Using GeneAnnotation set by addArchRGenome(Hg19)!
Using GeneAnnotation set by addArchRGenome(Hg19)!
ArchR logging to : ArchRLogs/ArchR-createArrows-ffb152d001969-Date-2022-08-30_Time-21-04-10.log
If there is an issue, please report to github with logFile!
subThreadhing Enabled since ArchRLocking is FALSE see `addArchRLocking`
2022-08-30 21:04:10 : Batch Execution w/ safelapply!, 0 mins elapsed.
2022-08-30 21:04:10 : (scATAC_BMMC_R1 : 1 of 3) Arrow Exists! Marking as completed since force = FALSE!, 0 mins elapsed.
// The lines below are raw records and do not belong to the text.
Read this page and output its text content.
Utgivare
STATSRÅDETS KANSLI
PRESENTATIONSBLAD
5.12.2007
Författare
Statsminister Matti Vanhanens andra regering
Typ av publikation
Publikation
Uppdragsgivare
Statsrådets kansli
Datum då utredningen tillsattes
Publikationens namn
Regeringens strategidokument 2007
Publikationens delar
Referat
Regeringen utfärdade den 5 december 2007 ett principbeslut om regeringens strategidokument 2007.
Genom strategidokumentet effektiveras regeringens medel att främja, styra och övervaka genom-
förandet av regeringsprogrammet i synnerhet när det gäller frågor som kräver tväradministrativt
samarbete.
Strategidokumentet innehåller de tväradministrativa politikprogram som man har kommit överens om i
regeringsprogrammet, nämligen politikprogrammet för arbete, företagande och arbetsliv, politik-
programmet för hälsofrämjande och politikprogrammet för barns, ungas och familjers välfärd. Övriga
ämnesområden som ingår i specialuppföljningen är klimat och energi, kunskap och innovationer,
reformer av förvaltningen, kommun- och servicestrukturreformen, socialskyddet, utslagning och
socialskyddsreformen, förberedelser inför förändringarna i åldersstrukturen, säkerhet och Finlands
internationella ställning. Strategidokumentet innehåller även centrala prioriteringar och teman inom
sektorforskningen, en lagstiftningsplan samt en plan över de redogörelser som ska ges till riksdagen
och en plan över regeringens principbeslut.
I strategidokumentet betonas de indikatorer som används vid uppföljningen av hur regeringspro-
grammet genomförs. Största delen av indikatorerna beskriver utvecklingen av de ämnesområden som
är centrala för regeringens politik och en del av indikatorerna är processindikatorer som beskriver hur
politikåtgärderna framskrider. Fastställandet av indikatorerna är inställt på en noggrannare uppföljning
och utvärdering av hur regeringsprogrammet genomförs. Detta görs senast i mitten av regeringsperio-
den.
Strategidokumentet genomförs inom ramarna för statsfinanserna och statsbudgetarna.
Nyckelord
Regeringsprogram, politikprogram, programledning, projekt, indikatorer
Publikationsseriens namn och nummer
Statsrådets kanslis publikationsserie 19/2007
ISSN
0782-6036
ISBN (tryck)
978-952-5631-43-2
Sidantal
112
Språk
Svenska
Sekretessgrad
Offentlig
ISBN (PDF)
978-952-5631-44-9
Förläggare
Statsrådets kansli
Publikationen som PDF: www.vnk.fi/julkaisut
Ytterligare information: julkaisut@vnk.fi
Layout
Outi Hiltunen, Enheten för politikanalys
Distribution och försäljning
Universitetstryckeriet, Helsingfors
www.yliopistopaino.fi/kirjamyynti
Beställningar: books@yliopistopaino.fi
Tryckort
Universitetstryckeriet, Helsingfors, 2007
2022-08-30 21:04:10 : (scATAC_CD34_BMMC_R1 : 2 of 3) Arrow Exists! Marking as completed since force = FALSE!, 0 mins elapsed.
2022-08-30 21:04:10 : (scATAC_PBMC_R1 : 3 of 3) Arrow Exists! Marking as completed since force = FALSE!, 0 mins elapsed.
ArchR logging successful to : ArchRLogs/ArchR-createArrows-ffb152d001969-Date-2022-08-30_Time-21-04-10.log

if you set force = TRUE it should work fine.

Closing for now but feel free to post again here if you feel this hasnt addressed your question.